After making forays into the energy sector, Midcounties Co-operative is now entering the childcare and travel business. Andrew Bibby reports.

The Midcounties Co-operative Society's Co-operative Energy is gaining more customers through its single energy tariff offer. It's endorsed by Which? and satisfies David Cameron's call for an end to confusing multiple pricing in the industry. The tariff also makes Co-operative Energy one of the cheapest operators in the market. While most other companies are about to raise energy prices in winter, CE has cut its electricity charges by 2%.

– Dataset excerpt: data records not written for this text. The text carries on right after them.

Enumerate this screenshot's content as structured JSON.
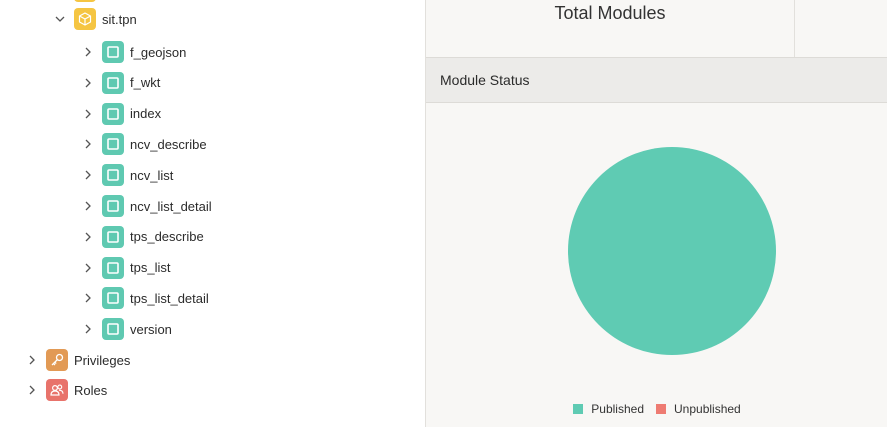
{
  "tree": {
    "schema": {
      "label": "sit.tpn"
    },
    "modules": [
      {
        "label": "f_geojson"
      },
      {
        "label": "f_wkt"
      },
      {
        "label": "index"
      },
      {
        "label": "ncv_describe"
      },
      {
        "label": "ncv_list"
      },
      {
        "label": "ncv_list_detail"
      },
      {
        "label": "tps_describe"
      },
      {
        "label": "tps_list"
      },
      {
        "label": "tps_list_detail"
      },
      {
        "label": "version"
      }
    ],
    "privileges": {
      "label": "Privileges"
    },
    "roles": {
      "label": "Roles"
    }
  },
  "panel": {
    "total_title": "Total Modules",
    "status_title": "Module Status"
  },
  "colors": {
    "published": "#5fcbb3",
    "unpublished": "#ee7b72"
  },
  "chart_data": {
    "type": "pie",
    "title": "",
    "categories": [
      "Published",
      "Unpublished"
    ],
    "values": [
      10,
      0
    ],
    "legend": "bottom"
  }
}
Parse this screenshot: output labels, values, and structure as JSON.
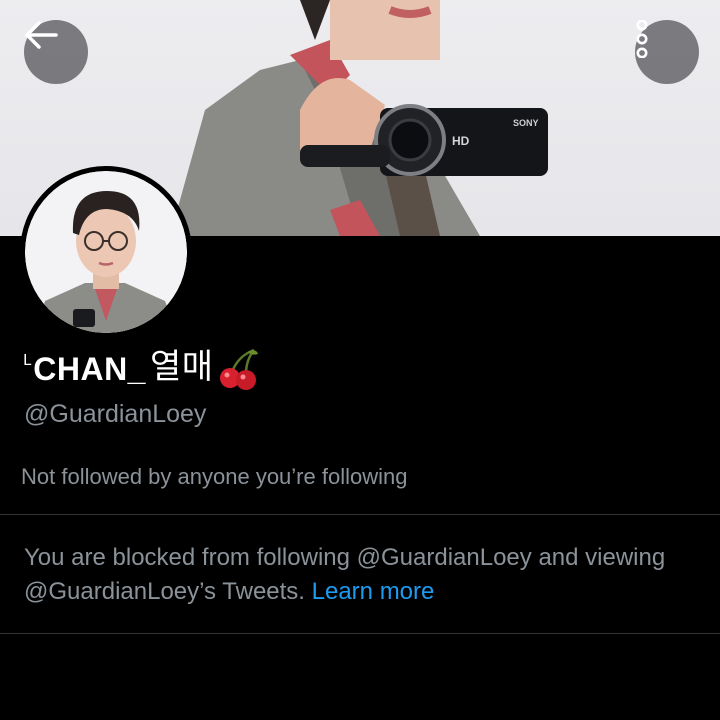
{
  "header": {
    "back_icon": "arrow-left-icon",
    "more_icon": "more-vertical-icon"
  },
  "banner": {
    "camera_brand": "SONY",
    "camera_hd_label": "HD"
  },
  "profile": {
    "name_prefix": "ᴸ",
    "name_main": "CHAN_",
    "name_hangul": "열매",
    "name_emoji": "cherry-icon",
    "handle": "@GuardianLoey",
    "follow_info": "Not followed by anyone you’re following"
  },
  "blocked": {
    "message": "You are blocked from following @GuardianLoey and viewing @GuardianLoey’s Tweets.",
    "learn_more": "Learn more"
  },
  "colors": {
    "background": "#000000",
    "secondary_text": "#8b9299",
    "link": "#1d9bf0",
    "divider": "#2f3336"
  }
}
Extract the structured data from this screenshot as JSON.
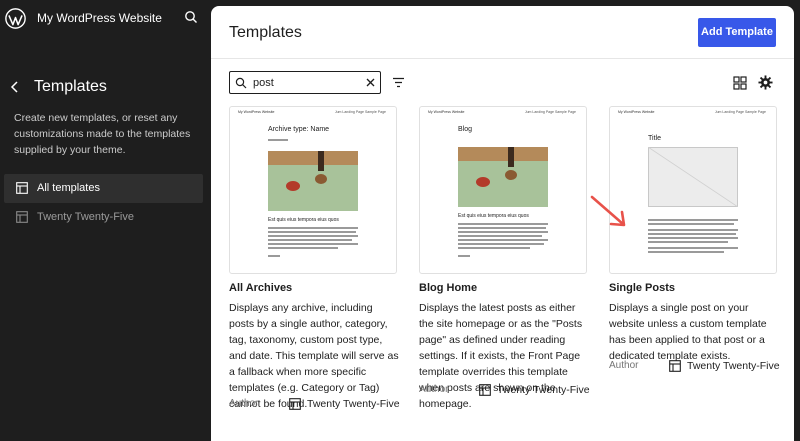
{
  "app": {
    "site_title": "My WordPress Website"
  },
  "sidebar": {
    "heading": "Templates",
    "description": "Create new templates, or reset any customizations made to the templates supplied by your theme.",
    "items": [
      {
        "label": "All templates",
        "active": true
      },
      {
        "label": "Twenty Twenty-Five",
        "active": false
      }
    ]
  },
  "header": {
    "title": "Templates",
    "add_button": "Add Template"
  },
  "toolbar": {
    "search_value": "post"
  },
  "templates": [
    {
      "title": "All Archives",
      "description": "Displays any archive, including posts by a single author, category, tag, taxonomy, custom post type, and date. This template will serve as a fallback when more specific templates (e.g. Category or Tag) cannot be found.",
      "author_label": "Author",
      "theme": "Twenty Twenty-Five",
      "preview": {
        "site": "My WordPress Website",
        "nav": "Jum Landing Page   Sample Page",
        "title": "Archive type: Name",
        "post_title": "Est quis eius tempora eius quos"
      }
    },
    {
      "title": "Blog Home",
      "description": "Displays the latest posts as either the site homepage or as the \"Posts page\" as defined under reading settings. If it exists, the Front Page template overrides this template when posts are shown on the homepage.",
      "author_label": "Author",
      "theme": "Twenty Twenty-Five",
      "preview": {
        "site": "My WordPress Website",
        "nav": "Jum Landing Page   Sample Page",
        "title": "Blog",
        "post_title": "Est quis eius tempora eius quos"
      }
    },
    {
      "title": "Single Posts",
      "description": "Displays a single post on your website unless a custom template has been applied to that post or a dedicated template exists.",
      "author_label": "Author",
      "theme": "Twenty Twenty-Five",
      "preview": {
        "site": "My WordPress Website",
        "nav": "Jum Landing Page   Sample Page",
        "title": "Title",
        "post_title": ""
      }
    }
  ],
  "colors": {
    "accent": "#3858e9",
    "sidebar_bg": "#1e1e1e",
    "arrow": "#e8524a",
    "photo_bg": "#a8c29a",
    "photo_floor": "#b48a5a"
  }
}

The co-operative had 16,700 energy customers in 2011 - now it has over 80,000. Midcounties chief executive Ben Reid is delighted at the success. "People are coming to us because of the strength of the co-operative brand," he says.

An accountant by training, Reid originally joined the small Ilkeston co-operative in the mid-1980s, moved to the Leicestershire society and then to West Midlands co-operative, where he became chief executive in 1992. The merger of West Midlands with the Oxford, Swindon and Gloucester in 2005 gave him the chance, he says, to shed old cultural attitudes and start with a clean sheet.

Reid stresses Midcounties' desire to promote its co-operative values and says that, among other things, the society tries to achieve this goal by giving all new staff specific induction training in the differences between co-ops and other retailers. A well-trained and committed workforce at shop-floor level is one of the most effective ways of rebuilding Britain's co-operative movement, he says.

Midcounties operates the usual mixture of convenience stores, pharmacies, post offices and funeral operators in its geographical heartlands, which stretch from Shropshire to Oxfordshire (although excluding Birmingham, Coventry and the other Midland areas served by two other independent co-ops, the Midlands and Heart of England). It is this core regional business which contributes most of the £800m turnover and keeps most of the 8,600 staff busy. But Midcounties, more than all the other independent co-operatives, is increasingly becoming more than a 'regional'.

Midcounties is building the Co-operative Childcare, a network of pre-school nurseries which stretches from Newcastle to Poole with particular focus in Greater London. "For many years, people were asking why didn't the coop do childcare? Now we have 51 nurseries. There is real excitement in my boardroom ...," Reid says.

Reid was the chair of the Co-operatives UK 'new ventures' working party which in 2001 specifically suggested that the co-op movement should enter energy provision and childcare. (The panel also suggested a third area, elderly care, a market Midcounties briefly entered but has recently exited). "I think (Midcounties) has been an entrepreneurial society for quite some time. We've done other things, too," Reid says.

Midcounties is also venturing into travel and has set up an embryonic new national co-operative travel business as well as a second brand, cooptravel.co.uk.